Foundation models like OpenAI’s GPT-4 require vast supplies of graphics processing units (GPUs), a type of specialized computer chip widely used to train and run AI. Chipmaker Nvidia is the leading supplier of GPUs, and after the launch of ChatGPT, its chips have been the hottest commodity in tech. Altman said they recently took delivery of a batch of the company’s latest H100 chips, and he expects supply to loosen up even more in 2024.
In addition to greater availability, the new chips appear to be speedier too.
In tests released this week by AI benchmarking organization MLPerf, the chips trained large language models nearly three times faster than the mark set just five months ago. (Since MLPerf first began benchmarking AI chips five years ago, overall performance has improved by a factor of 49.)
Reading between the lines—which has become more challenging as the industry has grown less transparent—the GPT-5 work Altman is alluding to is likely more about assembling the necessary ingredients than training the algorithm itself. The company is working to secure funding from investors—GPT-4 cost over $100 million to train—chips from Nvidia, and quality data from wherever they can lay their hands on it.

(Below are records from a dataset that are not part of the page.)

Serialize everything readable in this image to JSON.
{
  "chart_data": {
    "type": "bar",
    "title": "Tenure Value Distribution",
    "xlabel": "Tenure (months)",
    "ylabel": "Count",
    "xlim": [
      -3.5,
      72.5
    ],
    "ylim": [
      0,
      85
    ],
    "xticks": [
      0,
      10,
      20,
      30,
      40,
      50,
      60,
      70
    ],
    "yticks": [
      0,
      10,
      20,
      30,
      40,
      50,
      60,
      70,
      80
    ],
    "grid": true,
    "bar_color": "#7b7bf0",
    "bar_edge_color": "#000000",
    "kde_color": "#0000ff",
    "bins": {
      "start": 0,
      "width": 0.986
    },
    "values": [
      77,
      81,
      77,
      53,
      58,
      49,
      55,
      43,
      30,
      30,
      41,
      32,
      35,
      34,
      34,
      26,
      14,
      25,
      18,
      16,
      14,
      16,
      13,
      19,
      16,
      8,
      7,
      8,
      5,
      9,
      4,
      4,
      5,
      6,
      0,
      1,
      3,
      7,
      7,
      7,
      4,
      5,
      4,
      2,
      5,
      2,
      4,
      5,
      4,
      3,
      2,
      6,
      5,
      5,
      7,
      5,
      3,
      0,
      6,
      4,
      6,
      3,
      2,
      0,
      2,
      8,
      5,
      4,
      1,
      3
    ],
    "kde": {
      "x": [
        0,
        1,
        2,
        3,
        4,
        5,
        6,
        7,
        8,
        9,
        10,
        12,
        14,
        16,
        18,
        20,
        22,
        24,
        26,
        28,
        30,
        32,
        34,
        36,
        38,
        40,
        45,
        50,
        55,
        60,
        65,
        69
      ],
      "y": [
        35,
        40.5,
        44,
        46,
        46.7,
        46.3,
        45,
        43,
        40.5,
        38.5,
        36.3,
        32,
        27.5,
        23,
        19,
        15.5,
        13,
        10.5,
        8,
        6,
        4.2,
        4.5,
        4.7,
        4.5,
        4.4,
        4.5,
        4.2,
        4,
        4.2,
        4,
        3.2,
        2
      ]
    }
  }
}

Altman didn’t commit to a timeline for GPT-5’s release, but even if training began soon, the algorithm wouldn’t see the light of day for a while. Depending on its size and design, training could take weeks or months. Then the raw algorithm would have to be stress tested and fine-tuned by lots of people to make it safe. It took the company eight months to polish and release GPT-4 after training. And though the competitive landscape is more intense now, it’s also worth noting GPT-4 arrived almost three years after GPT-3.
But it’s best not to get too caught up in version numbers. OpenAI is still pressing forward aggressively with its current technology. Two weeks ago, at its first developer conference, the company launched custom chatbots, called GPTs, as well as GPT-4 Turbo. The enhanced algorithm includes more up-to-date information—extending the cutoff from September 2021 to April 2023—can work with much longer prompts, and is cheaper for developers.
And competitors are hot on OpenAI’s heels. Google DeepMind is currently working on its next AI algorithm, Gemini, and big tech is investing heavily in other leading startups, like Anthropic, Character.AI, and Inflection AI. All this action has governments eyeing regulations they hope can reduce near-term risks posed by algorithmic bias, privacy concerns, and violation of intellectual property rights, as well as make future algorithms safer.
In the longer term, however, it’s not clear if the shortcomings associated with large language models can be solved with more data and bigger algorithms or will require new breakthroughs. In a September profile, Wired’s Steven Levy wrote OpenAI isn’t yet sure what would make for “an exponentially powerful improvement” on GPT-4.
“The biggest thing we’re missing is coming up with new ideas,” Greg Brockman, president at OpenAI, told Levy, “It’s nice to have something that could be a virtual assistant. But that’s not the dream. The dream is to help us solve problems we can’t.”
It was Google’s 2017 invention of transformers that brought the current moment in AI. For several years, researchers made their algorithms bigger, fed them more data, and this scaling yielded almost automatic, often surprising boosts to performance.
But at the MIT event in March, Altman said he thought the age of scaling was over and researchers would find other ways to make the algorithms better. It’s possible his thinking has changed since then. It’s also possible GPT-5 will be better than GPT-4 like the latest smartphone is better than the last, and the technology enabling the next step change hasn’t been born yet. Altman doesn’t seem entirely sure either.
“Until we go train that model, it’s like a fun guessing game for us,” he told FT. “We’re trying to get better at it, because I think it’s important from a safety perspective to predict the capabilities. But I can’t tell you here’s exactly what it’s going to do that GPT-4 didn’t.”
In the meantime, it seems we’ll have more than enough to keep us busy.